Encerrada a Revolução Francesa, sentou-se no trono da França um rei herdeiro dos princípios da revolução: Luis Filipe de Orléans. O presidente do Conselho de Ministros era o Sr. Thiers, grande escritor e extraordinário articulador político. Um dia, estando em Roma, quis visitar o papa. O Santo Padre aceitou recebê-lo, mas Thiers colocou uma condição: não ia de jeito nenhum ajoelhar-se diante dele e nem beijar-lhe a mão, como era costume em sinal de reverência. Quando papa Gregório XVI ficou ciente da exigência simplesmente sorriu, nada mais. Chegada a hora, o famoso presidente entrou nos aposentos pontifícios e o papa lhe estendeu a mão para cumprimenta-lo. Ao ver aquela figura branca, tão simples e solene ao mesmo tempo, Thiers experimentou um sentimento indefinível. Vacilou um instante, caiu de joelho e beijou o pé do Santo Padre. O papa perguntou-lhe cheio de bondade: “Tropeçou em alguma coisa, Sr. Presidente?”. E Thiers, comovido, respondeu: “Santidade, tropecei na grandeza do Papado!”.

Mais uma anedota de tempos passados, que hoje nos faz sorrir. No entanto, celebrando a Solenidade de São Pedro e São Paulo a cada ano, como católicos, somos convidados a refletir e a rezar para a missão do Santo Padre, o papa, que hoje se chama Francisco. Não é para desmerecer a “grandeza do papado”, mas para entender, cada vez melhor, a tarefa daquele que, temporariamente, exerce essa autoridade. Se em outros tempos a exterioridade podia chamar atenção e até atemorizar, hoje seria impensável e escandaloso que o papa quisesse competir com os poderosos deste mundo. De fato, se podemos chamar de “poder” a autoridade do Santo Padre, ela é somente “espiritual” ou moral, como alguns dizem.
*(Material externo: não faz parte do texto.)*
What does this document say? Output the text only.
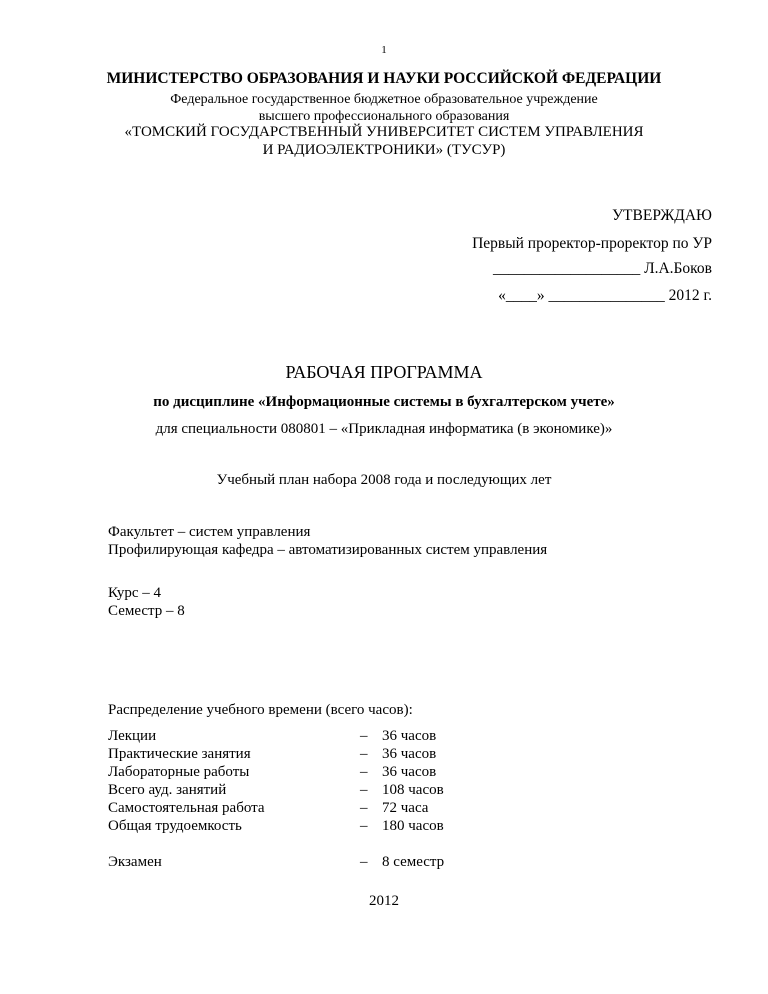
1
МИНИСТЕРСТВО ОБРАЗОВАНИЯ И НАУКИ РОССИЙСКОЙ ФЕДЕРАЦИИ
Федеральное государственное бюджетное образовательное учреждение
высшего профессионального образования
«ТОМСКИЙ ГОСУДАРСТВЕННЫЙ УНИВЕРСИТЕТ СИСТЕМ УПРАВЛЕНИЯ
И РАДИОЭЛЕКТРОНИКИ» (ТУСУР)
УТВЕРЖДАЮ
Первый проректор-проректор по УР
___________________ Л.А.Боков
«____» _______________ 2012 г.
РАБОЧАЯ ПРОГРАММА
по дисциплине «Информационные системы в бухгалтерском учете»
для специальности 080801 – «Прикладная информатика (в экономике)»
Учебный план набора 2008 года и последующих лет
Факультет – систем управления
Профилирующая кафедра – автоматизированных систем управления
Курс – 4
Семестр – 8
Распределение учебного времени (всего часов):
Лекции	– 36 часов
Практические занятия	– 36 часов
Лабораторные работы	– 36 часов
Всего ауд. занятий	– 108 часов
Самостоятельная работа	– 72 часа
Общая трудоемкость	– 180 часов
Экзамен	– 8 семестр
2012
Antes do Concílio, os membros da então Ação Católica, em vários lugares do mundo, ainda cantavam que “o altar” tinha “um exército” cujo comandante supremo, sobre esta terra, era o papa. Após o Concílio Vaticano II, falamos de Povo de Deus e até quando administro o sacramento da Crisma, evito dizer que, com o dom do Espírito Santo, tornamo-nos “soldados de Cristo”. Essa comparação serve para entender a luta contra o mal, o pecado, as tentações e a ignorância, aproveitando também de palavras semelhantes usadas por São Paulo quando fala, por exemplo, de espada (do Espírito) ou de couraça (da Justiça) (Ef 6,10-17). No bom sentido, essa “guerra santa” nunca vai acabar, porque os “inimigos” a combater somos nós mesmos, quando deixamos de fazer o bem, para vencer o mal. Já entendemos que a única arma digna do cristão é o amor misericordioso que atrai, cativa, conquista e transforma o coração das pessoas. Por isso, hoje, ficam para papa Francisco as “armas” da palavra e do exemplo.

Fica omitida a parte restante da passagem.